A Substitute is Offered
Is this God worthy of our trust? Can God be trusted? The answer is a resounding: YES! God’s commitment to fulfilling his promises to Abraham cost him dearly. Because while Abraham’s son is spared, God would give his own son up to death. God the Father loves His Son. They shared in eternal fellowship and communion with each other. If we can grasp what the love of a father and a son is like, we have some small idea of how God the Father loves the Son. This Son had a miraculous birth, like Isaac did. This Son was born of a virgin on Christmas day. This Son passed every test. He always feared, loved, and trusted in his Father.
If you can imagine the anguish and turmoil Abraham must have been going through, imagine now, what God the Father went through when His Son was beaten and mocked. And then, already suffering from a scourging which turned his back to bleeding ribbons of quivering flesh, the wood of the Cross was laid upon his shoulders. Like Isaac carried the wood of his own sacrifice up the mountain, so also Jesus carried the wood of the cross up a mountain. Then he was crucified. He was crucified for you, while you were still God’s enemy. God the Father has not withheld his Son, his only Son Jesus, whom he loves, from you. In Isaac’s case, an angel intervened, and he got a lamb as a substitute. When it was Jesus’ turn to lay on his altar, the wood of the Cross, there would be no such intervention, nobody would stop this sacrifice. Jesus is the lamb of God, who takes away the sin of the world. He your the substitute. He is sacrificed in your place.

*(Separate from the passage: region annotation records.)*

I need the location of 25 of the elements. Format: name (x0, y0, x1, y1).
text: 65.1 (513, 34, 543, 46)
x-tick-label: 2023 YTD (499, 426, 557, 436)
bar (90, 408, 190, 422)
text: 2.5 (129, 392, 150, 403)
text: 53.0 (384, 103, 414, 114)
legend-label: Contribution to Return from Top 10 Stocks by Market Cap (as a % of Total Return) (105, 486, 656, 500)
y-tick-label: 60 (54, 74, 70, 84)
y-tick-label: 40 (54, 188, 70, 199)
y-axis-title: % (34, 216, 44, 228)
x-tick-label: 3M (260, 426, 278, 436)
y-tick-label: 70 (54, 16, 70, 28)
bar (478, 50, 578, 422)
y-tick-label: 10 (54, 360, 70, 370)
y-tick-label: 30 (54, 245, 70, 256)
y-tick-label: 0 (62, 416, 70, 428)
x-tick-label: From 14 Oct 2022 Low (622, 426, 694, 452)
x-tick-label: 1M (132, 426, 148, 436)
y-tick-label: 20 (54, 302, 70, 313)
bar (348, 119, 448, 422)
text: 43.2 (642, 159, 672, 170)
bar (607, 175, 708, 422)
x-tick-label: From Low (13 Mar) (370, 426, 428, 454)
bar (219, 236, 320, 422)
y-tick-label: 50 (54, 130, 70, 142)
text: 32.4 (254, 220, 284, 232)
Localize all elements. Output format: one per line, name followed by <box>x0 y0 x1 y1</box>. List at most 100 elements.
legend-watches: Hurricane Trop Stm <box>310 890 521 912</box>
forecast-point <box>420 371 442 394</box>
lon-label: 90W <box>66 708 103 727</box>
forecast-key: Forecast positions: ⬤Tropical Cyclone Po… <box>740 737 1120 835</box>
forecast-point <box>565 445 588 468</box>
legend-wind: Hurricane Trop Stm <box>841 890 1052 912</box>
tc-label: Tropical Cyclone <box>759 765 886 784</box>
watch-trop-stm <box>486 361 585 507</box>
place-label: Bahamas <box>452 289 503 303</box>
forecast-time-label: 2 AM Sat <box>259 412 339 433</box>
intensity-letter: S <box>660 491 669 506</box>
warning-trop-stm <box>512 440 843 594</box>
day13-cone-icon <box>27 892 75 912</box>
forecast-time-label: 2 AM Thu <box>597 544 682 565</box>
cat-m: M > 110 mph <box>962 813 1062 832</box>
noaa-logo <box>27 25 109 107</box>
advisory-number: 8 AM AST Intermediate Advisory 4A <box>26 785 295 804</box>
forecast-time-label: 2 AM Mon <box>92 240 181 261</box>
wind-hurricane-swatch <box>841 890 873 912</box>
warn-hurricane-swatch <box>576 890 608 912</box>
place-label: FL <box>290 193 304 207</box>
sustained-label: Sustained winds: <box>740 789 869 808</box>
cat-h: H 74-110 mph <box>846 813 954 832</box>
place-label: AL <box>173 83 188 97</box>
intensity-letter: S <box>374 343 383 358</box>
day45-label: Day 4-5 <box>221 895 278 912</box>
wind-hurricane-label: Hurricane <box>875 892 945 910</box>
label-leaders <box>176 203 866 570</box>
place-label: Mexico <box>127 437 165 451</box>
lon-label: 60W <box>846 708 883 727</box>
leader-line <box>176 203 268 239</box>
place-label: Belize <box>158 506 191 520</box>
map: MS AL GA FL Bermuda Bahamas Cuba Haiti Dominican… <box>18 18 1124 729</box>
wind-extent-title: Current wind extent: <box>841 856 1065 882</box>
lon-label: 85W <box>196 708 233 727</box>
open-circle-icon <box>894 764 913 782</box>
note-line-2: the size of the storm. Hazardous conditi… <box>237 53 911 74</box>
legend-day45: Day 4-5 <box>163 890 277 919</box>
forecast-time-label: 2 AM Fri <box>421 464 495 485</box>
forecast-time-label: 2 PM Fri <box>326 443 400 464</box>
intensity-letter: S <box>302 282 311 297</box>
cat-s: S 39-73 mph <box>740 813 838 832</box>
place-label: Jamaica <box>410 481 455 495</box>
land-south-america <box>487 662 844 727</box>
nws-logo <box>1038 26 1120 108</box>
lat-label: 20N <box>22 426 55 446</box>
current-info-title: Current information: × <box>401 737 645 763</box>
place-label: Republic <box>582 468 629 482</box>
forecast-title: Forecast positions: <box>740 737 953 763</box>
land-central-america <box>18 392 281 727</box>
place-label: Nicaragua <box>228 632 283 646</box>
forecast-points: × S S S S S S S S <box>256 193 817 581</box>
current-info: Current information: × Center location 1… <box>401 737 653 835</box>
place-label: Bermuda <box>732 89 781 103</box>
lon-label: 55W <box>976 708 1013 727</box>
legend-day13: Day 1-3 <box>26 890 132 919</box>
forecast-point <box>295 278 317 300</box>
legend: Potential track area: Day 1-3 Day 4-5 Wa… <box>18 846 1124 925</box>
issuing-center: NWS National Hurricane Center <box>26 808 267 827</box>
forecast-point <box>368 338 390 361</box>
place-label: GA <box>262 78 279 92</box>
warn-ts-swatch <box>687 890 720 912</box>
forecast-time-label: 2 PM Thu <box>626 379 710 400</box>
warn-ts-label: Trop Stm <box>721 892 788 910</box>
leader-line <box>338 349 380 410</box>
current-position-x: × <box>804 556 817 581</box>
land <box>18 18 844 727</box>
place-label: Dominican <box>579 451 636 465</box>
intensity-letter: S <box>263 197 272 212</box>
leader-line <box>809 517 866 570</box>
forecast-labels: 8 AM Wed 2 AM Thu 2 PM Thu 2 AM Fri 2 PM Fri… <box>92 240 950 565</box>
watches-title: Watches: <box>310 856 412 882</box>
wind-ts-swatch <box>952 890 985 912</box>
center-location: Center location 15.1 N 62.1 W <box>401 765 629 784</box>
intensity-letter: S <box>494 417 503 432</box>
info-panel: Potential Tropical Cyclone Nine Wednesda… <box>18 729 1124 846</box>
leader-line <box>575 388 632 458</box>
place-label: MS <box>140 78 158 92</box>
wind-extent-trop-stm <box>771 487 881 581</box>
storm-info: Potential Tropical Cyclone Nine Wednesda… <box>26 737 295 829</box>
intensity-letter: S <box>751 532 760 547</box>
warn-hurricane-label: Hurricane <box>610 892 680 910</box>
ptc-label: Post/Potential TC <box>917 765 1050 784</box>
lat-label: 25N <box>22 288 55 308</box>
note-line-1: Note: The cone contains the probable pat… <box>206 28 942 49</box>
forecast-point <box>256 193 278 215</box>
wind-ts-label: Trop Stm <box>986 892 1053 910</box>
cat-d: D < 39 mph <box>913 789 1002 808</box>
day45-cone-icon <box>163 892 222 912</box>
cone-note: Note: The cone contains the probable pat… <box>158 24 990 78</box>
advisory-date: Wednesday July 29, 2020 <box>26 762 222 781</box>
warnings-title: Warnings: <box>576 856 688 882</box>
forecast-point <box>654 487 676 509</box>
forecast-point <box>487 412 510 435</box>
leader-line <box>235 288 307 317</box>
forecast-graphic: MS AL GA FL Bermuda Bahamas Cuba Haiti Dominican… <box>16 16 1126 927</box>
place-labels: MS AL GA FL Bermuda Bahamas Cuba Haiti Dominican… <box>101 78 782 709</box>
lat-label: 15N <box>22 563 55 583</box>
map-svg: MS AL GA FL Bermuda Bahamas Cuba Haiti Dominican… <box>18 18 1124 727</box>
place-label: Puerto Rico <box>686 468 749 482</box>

God put a momentary but difficult demand on Abraham, but it was an expectation God was also prepared to endure himself. If you can imagine the anguish and turmoil of Abraham, then take heart. That is what God went through. God did not ask anything of Abraham he wasn’t willing to do himself. The sacrifice of God’s own son, Jesus Christ our Lord, fulfils all the promises made to Abraham. The sacrifice of God’s beloved son fulfils the same promise which was made in the Garden to Eve. Because Christ died, your relationship with God has forever been changed. Whatever sin, whatever guilt, whatever brokenness you carry, Christ has dealt with and abolished it in the cross. The Father, despite his deep love for His Son, was ready and willing to sacrifice him. The Lord will provide and has provided His own Son. He sent his son to take on human flesh so that he might be sacrificed. The Son freely and willingly goes to the Cross for you. So then dear saints, “if God is for us, who can be against us? He who did not spare His own Son but gave him up for us all, how would he not with him graciously give us all things?”
May the peace of God, which passes all understanding, guard your hearts and your minds in Christ Jesus. Amen.